Reconstruction of vector fields for semi-Lagrangian advection on unstructured, staggered grids

Abstract

Applying the semi-Lagrangian method to discretize the advection of momentum eliminates the Courant number constraint associated with explicit Eulerian momentum advection in coastal ocean models. Key steps of the semi-Lagrangian method include calculating trajectories and interpolating the velocity vectors at the end of trajectories. In this work, we follow the linear and quadratic interpolation methods proposed by Walters et al. (2007) for field-scale simulations on unstructured, staggered grids and compare their performance using a backward-facing step test case and field-scale estuarine simulations.

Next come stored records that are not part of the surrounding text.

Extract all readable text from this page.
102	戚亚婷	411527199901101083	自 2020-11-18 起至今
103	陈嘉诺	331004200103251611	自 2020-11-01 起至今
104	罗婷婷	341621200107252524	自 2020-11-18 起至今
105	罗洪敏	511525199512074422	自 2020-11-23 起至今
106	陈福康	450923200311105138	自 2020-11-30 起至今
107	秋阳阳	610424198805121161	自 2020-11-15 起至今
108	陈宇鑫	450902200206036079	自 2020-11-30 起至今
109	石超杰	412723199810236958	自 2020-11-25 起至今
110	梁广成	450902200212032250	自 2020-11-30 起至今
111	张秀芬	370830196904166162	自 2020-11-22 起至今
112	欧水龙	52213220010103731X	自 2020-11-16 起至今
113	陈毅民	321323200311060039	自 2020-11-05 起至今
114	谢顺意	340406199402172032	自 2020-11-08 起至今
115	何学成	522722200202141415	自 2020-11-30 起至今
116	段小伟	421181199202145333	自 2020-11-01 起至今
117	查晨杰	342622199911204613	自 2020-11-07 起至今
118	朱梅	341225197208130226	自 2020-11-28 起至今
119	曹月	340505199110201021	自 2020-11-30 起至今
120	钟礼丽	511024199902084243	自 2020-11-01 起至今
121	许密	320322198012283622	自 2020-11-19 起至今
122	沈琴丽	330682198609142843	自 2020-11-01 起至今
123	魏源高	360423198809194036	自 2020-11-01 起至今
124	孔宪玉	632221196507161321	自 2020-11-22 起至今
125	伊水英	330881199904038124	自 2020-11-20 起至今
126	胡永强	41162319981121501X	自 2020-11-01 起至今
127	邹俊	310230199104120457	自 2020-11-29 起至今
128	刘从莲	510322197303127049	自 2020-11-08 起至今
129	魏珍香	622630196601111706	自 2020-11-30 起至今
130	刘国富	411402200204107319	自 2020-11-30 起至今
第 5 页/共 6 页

A series of methods to approximate the nodal and tangential velocities needed for the interpolation are evaluated and it is found that the methods based on the low-order Raviart–Thomas vector basis functions are more robust with respect to grid quality than the methods from Perot (2000) while overall they obtain similar accuracy. Over the range of different nodal and tangential velocities, the quadratic interpolation methods consistently exhibit higher accuracy than the linear interpolation methods. For the quadratic interpolation, the overall accuracy depends on the approximation of the tangential velocity. The backward-facing step test case indicates that the quadratic interpolation behaves like Eulerian central differencing or first-order upwinding, depending on the tangential approximations. The field-scale estuarine flow test case also shows general improvement for the velocity predictions and sharper gradients in the velocity field with the quadratic interpolation. The quadratic interpolations add less than 15% to the total computational time, and parallel implementation is relatively straightforward in complex geometries.